Tobias Baesch and Marcus Marth from Jeppesen gave delegates a demonstration of the company’s Flitedeck VFR product for iPad, which was compiled with the assistance of AOPA members who participated in an online survey. Tobias Baesch, navigation portfolio manager, said there were many strong and agile competitors in the field, such as SkyDemon, and Jeppesen had thought long and hard about whether it should enter the market. It had ultimately decided to do so and had formed a small team of young people straight from university with all the key disciplines.
The demonstration showed a single-chart presentation which zoomed right down to airfield taxi presentation, with data appearing and disappearing as necessary. Tapping on screen produced relevant local data, while information such as notams and weather were presented in text format. IAOPA is considering linking with Jeppesen to provide discounts on certain products.

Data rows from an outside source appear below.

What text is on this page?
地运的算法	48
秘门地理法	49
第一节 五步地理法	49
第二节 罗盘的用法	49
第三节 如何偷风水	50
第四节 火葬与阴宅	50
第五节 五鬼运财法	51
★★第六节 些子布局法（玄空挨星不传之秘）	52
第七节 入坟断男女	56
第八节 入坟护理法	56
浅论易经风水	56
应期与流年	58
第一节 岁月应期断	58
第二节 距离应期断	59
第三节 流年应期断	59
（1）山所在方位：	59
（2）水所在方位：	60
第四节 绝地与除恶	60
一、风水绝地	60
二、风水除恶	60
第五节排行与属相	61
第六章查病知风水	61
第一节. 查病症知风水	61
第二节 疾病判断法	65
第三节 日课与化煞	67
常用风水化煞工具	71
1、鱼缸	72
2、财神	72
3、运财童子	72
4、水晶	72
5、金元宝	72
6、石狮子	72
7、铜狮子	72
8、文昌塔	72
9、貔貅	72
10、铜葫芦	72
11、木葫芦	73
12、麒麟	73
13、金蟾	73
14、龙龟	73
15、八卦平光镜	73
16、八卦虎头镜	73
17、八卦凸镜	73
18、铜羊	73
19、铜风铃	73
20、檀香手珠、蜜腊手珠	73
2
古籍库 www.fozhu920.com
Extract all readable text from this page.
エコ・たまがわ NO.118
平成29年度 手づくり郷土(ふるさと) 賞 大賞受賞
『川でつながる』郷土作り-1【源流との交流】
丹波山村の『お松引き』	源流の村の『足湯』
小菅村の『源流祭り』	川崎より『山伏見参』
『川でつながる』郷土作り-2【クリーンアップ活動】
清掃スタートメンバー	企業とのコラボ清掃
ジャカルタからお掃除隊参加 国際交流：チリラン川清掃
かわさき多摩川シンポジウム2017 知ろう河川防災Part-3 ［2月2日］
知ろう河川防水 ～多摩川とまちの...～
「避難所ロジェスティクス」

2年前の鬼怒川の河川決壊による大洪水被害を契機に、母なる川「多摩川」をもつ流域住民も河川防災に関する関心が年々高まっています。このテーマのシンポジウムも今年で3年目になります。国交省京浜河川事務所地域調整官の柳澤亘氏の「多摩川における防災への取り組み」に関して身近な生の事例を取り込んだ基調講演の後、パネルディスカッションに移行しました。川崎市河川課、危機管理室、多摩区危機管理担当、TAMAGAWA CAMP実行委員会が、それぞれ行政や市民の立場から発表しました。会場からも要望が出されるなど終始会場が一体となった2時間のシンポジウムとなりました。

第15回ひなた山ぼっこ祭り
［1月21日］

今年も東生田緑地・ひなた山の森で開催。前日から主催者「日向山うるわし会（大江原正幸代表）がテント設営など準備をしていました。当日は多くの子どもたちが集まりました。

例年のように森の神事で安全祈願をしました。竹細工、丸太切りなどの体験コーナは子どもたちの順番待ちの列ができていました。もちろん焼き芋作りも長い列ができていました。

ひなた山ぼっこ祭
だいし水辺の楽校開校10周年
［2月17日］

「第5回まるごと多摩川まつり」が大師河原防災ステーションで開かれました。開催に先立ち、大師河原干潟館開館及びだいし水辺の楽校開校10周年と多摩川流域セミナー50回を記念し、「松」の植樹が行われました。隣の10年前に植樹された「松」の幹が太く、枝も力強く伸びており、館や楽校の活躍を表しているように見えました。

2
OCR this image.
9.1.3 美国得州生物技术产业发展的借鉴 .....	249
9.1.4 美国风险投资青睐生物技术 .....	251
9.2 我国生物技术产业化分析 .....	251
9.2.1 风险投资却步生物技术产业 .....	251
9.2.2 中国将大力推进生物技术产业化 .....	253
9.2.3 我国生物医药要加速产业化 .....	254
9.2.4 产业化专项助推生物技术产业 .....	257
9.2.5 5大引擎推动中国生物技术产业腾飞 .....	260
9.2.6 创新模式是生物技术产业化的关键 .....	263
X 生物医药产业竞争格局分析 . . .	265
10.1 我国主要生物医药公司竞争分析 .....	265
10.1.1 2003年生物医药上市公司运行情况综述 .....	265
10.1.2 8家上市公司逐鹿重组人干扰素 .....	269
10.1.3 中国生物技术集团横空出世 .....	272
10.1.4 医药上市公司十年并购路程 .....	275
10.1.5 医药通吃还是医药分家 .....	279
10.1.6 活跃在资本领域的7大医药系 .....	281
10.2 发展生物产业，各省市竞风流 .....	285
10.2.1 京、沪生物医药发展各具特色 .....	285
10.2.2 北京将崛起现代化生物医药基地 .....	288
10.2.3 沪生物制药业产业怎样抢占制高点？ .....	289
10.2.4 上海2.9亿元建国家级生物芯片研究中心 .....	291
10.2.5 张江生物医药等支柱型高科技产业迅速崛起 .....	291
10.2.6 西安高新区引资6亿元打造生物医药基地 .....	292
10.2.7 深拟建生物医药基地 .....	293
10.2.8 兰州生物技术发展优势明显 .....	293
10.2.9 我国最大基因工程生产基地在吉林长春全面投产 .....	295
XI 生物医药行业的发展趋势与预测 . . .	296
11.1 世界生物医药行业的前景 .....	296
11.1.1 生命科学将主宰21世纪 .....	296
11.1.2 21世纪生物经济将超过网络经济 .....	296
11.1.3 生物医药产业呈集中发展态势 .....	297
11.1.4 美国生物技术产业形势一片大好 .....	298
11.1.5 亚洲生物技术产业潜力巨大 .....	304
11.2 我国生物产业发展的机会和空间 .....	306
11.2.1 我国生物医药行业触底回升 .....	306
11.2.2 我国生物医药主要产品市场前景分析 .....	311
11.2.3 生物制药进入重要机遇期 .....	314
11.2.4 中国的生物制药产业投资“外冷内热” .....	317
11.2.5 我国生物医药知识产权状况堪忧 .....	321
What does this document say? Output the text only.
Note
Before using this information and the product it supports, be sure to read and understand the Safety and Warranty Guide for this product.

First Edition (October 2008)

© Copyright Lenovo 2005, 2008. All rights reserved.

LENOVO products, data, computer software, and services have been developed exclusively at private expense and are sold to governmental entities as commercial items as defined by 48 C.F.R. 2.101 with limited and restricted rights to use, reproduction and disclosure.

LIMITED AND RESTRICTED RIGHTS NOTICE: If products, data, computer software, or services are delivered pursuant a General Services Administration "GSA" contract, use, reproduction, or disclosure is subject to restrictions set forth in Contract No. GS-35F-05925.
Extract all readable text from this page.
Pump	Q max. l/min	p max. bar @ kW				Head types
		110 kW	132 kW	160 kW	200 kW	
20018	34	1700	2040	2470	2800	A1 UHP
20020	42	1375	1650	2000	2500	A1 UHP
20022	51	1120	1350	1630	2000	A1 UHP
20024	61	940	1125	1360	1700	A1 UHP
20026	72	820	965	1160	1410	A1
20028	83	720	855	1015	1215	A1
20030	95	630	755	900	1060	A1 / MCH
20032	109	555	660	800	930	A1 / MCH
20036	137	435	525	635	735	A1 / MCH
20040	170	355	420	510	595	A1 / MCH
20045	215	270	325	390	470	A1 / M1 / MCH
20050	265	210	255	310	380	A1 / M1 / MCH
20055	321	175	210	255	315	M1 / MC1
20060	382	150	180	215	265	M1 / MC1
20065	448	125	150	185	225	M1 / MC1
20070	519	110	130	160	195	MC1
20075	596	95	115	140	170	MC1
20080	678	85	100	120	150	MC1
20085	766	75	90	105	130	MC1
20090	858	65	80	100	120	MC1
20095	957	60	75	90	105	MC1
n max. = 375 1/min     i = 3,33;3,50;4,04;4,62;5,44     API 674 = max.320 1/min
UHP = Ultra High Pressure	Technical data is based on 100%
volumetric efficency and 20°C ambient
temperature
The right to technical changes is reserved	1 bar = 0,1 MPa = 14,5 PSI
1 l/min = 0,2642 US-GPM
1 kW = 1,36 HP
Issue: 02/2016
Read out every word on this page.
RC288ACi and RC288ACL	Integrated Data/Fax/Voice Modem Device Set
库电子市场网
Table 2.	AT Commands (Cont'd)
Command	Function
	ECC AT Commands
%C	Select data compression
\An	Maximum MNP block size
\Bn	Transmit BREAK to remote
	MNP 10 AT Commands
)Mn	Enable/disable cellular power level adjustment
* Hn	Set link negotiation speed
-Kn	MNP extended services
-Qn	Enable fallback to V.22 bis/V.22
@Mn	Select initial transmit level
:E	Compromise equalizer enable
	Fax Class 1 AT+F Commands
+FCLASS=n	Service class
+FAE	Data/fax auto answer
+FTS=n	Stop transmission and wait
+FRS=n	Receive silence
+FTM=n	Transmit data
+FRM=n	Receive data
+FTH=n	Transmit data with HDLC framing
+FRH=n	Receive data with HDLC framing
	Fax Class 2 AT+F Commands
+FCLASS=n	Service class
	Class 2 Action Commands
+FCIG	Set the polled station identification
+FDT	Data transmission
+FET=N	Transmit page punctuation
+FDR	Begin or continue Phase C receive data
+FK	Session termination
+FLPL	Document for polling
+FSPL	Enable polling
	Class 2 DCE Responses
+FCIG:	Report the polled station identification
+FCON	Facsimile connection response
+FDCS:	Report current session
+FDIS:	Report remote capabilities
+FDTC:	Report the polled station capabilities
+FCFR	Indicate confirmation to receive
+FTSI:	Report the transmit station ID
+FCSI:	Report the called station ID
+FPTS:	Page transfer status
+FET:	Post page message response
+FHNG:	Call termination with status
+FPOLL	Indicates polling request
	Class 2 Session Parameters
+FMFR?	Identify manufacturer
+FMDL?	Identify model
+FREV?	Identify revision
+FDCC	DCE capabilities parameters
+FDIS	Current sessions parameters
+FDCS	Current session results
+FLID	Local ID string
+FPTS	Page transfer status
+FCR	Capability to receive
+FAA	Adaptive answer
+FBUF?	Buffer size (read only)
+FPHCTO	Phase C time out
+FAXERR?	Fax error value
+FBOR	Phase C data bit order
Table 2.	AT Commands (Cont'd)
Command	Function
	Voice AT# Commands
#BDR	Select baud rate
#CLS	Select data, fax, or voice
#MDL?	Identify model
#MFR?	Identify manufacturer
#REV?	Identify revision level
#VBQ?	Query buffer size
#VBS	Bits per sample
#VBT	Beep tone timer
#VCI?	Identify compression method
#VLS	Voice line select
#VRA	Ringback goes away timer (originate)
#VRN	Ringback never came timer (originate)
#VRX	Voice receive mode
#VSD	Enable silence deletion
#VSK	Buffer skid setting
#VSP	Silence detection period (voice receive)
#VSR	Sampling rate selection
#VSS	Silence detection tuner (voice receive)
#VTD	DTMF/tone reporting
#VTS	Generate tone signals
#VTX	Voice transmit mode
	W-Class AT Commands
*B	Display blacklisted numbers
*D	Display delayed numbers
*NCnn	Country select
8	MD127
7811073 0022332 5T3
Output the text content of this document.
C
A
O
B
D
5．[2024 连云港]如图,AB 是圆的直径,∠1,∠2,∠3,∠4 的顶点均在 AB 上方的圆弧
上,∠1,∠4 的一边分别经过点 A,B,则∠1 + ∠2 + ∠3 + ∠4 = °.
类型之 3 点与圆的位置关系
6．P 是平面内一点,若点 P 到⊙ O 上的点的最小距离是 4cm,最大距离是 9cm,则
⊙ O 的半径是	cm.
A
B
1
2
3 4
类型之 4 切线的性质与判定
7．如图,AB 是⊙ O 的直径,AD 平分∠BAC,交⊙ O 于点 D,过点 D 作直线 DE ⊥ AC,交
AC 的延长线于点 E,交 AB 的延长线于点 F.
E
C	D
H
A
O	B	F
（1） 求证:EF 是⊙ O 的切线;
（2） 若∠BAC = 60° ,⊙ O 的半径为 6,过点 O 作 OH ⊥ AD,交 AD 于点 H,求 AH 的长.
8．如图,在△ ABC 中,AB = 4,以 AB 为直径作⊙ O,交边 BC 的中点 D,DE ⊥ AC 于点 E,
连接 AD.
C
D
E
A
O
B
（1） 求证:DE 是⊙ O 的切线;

Stop press: filing GAR forms in the UK

AOPA UK has been informed that the system of designated airports through which GA can access the UK without filing a General Aviation Report has been abandoned by the UK Border Force without consultation, and that a GAR must be filed whichever point of entry is to be used. Border Force warns that a fine of £1,000 could be levied in case of default. AOPA is working to address the issue, and more information will be made available soon.

Online decision-making survey for pilots

Psychologists at a group of universities in Germany, Belgium and the United States are researching decision-making by pilots, and are looking for volunteers to take part in an online survey. For each participant they will make a €5 donation to the Mayday Foundation, which supports airmen and their families in times of need.
The online survey is anonymous and takes about 20 minutes. It presents several aviation scenarios, some of which may puzzle European pilots because they describe American conditions and procedures. It then asks for decisions on non-aviation related teamwork and workplace issues. Feedback can be given at the end of the session. Both professional and non-professional pilots are invited to participate.
The universities involved are in Berlin, Ghent, Münster and New York. You can gain access to the survey here

Strange but true general aviation news

Old? Who’s old? Tom Lackey, 93, has broken his own Guinness World Records feat of being the world’s oldest wing walker. He was tied to the top of a 1943 Boeing Stearman during a one hour, 21-minute flight from Scotland’s Castle Kennedy to the City of Derry Airport. Tom completed his first wing walk 13 years ago at the age of 85 after the death of his wife, Isobel, who had served in the Royal Air Force. He was recognised by Guinness World Records in 2005 as the oldest person on top of an aircraft that looped the loop. Since taking up wing walking, Tom has raked in over £1 million for charity.